Predicting EGFR mutational status from pathology images using a real-world dataset.

Treatment of non-small cell lung cancer is increasingly biomarker driven with multiple genomic alterations, including those in the epidermal growth factor receptor (EGFR) gene, that benefit from targeted therapies. We developed a set of algorithms to assess EGFR status and morphology using a real-world advanced lung adenocarcinoma cohort of 2099 patients with hematoxylin and eosin (H&E) images exhibiting high morphological diversity and low tumor content relative to public datasets. The best performing EGFR algorithm was attention-based and achieved an area under the curve (AUC) of 0.870, a negative predictive value (NPV) of 0.954 and a positive predictive value (PPV) of 0.410 in a validation cohort reflecting the 15% prevalence of EGFR mutations in lung adenocarcinoma.

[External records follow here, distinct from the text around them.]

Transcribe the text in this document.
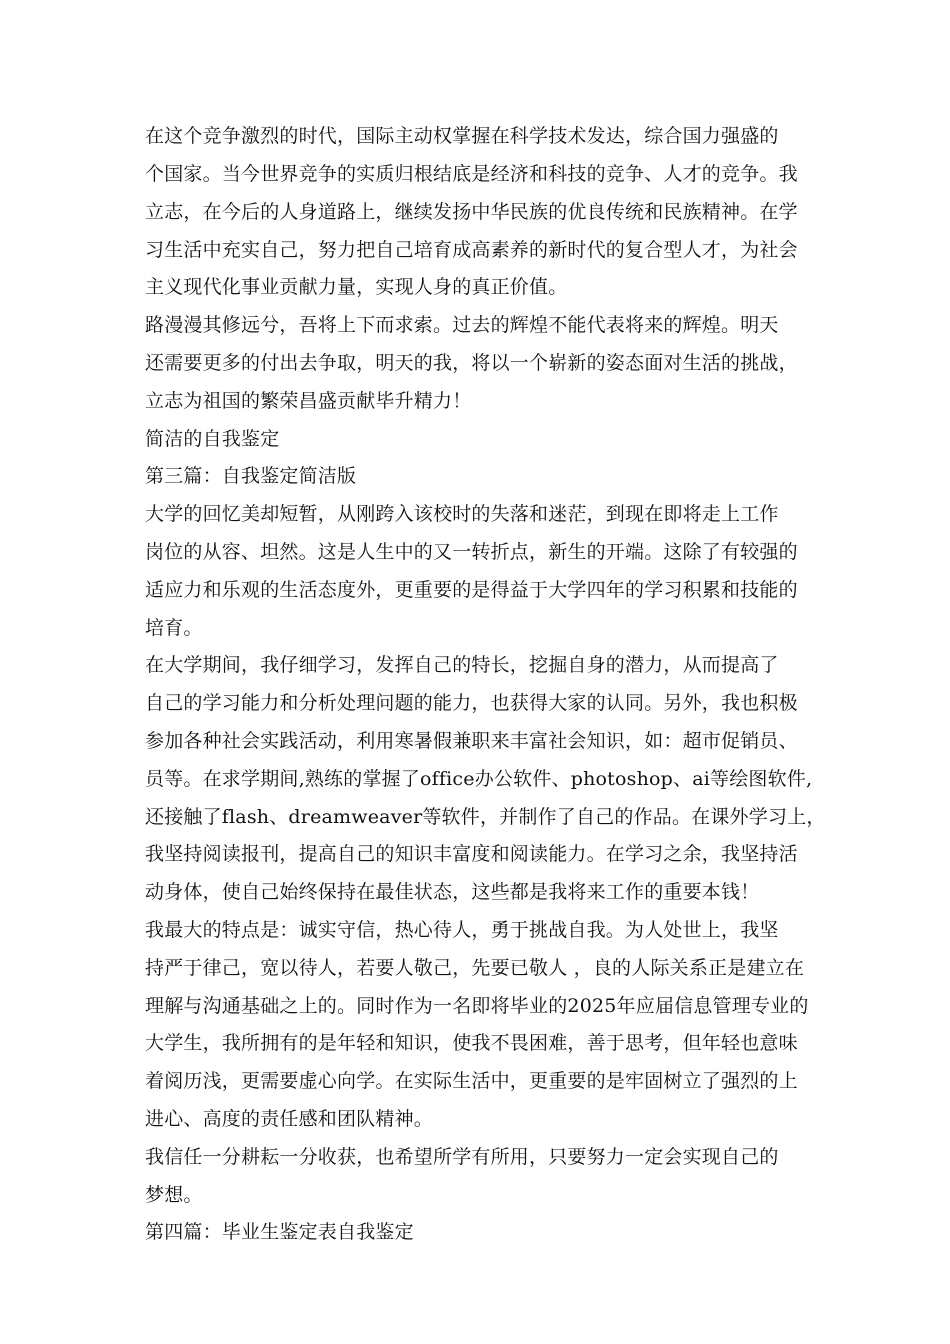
在这个竞争激烈的时代，国际主动权掌握在科学技术发达，综合国力强盛的
个国家。当今世界竞争的实质归根结底是经济和科技的竞争、人才的竞争。我
立志，在今后的人身道路上，继续发扬中华民族的优良传统和民族精神。在学
习生活中充实自己，努力把自己培育成高素养的新时代的复合型人才，为社会
主义现代化事业贡献力量，实现人身的真正价值。
路漫漫其修远兮，吾将上下而求索。过去的辉煌不能代表将来的辉煌。明天
还需要更多的付出去争取，明天的我，将以一个崭新的姿态面对生活的挑战，
立志为祖国的繁荣昌盛贡献毕升精力！
简洁的自我鉴定
第三篇：自我鉴定简洁版
大学的回忆美却短暂，从刚跨入该校时的失落和迷茫，到现在即将走上工作
岗位的从容、坦然。这是人生中的又一转折点，新生的开端。这除了有较强的
适应力和乐观的生活态度外，更重要的是得益于大学四年的学习积累和技能的
培育。
在大学期间，我仔细学习，发挥自己的特长，挖掘自身的潜力，从而提高了
自己的学习能力和分析处理问题的能力，也获得大家的认同。另外，我也积极
参加各种社会实践活动，利用寒暑假兼职来丰富社会知识，如：超市促销员、
员等。在求学期间,熟练的掌握了office办公软件、photoshop、ai等绘图软件,
还接触了flash、dreamweaver等软件，并制作了自己的作品。在课外学习上，
我坚持阅读报刊，提高自己的知识丰富度和阅读能力。在学习之余，我坚持活
动身体，使自己始终保持在最佳状态，这些都是我将来工作的重要本钱！
我最大的特点是：诚实守信，热心待人，勇于挑战自我。为人处世上，我坚
持严于律己，宽以待人，若要人敬己，先要已敬人 ，良的人际关系正是建立在
理解与沟通基础之上的。同时作为一名即将毕业的2025年应届信息管理专业的
大学生，我所拥有的是年轻和知识，使我不畏困难，善于思考，但年轻也意味
着阅历浅，更需要虚心向学。在实际生活中，更重要的是牢固树立了强烈的上
进心、高度的责任感和团队精神。
我信任一分耕耘一分收获，也希望所学有所用，只要努力一定会实现自己的
梦想。
第四篇：毕业生鉴定表自我鉴定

The attention model outperformed a heuristic-based model focused exclusively on tumor regions, and we show that although the attention model also extracts signal primarily from tumor morphology, it extracts additional signal from non-tumor tissue regions. Further analysis of high-attention regions by pathologists showed associations of predicted EGFR negativity with solid growth patterns and higher peritumoral immune presence. This algorithm highlights the potential of deep learning tools to provide instantaneous rule-out screening for biomarker alterations and may help prioritize the use of scarce tissue for biomarker testing.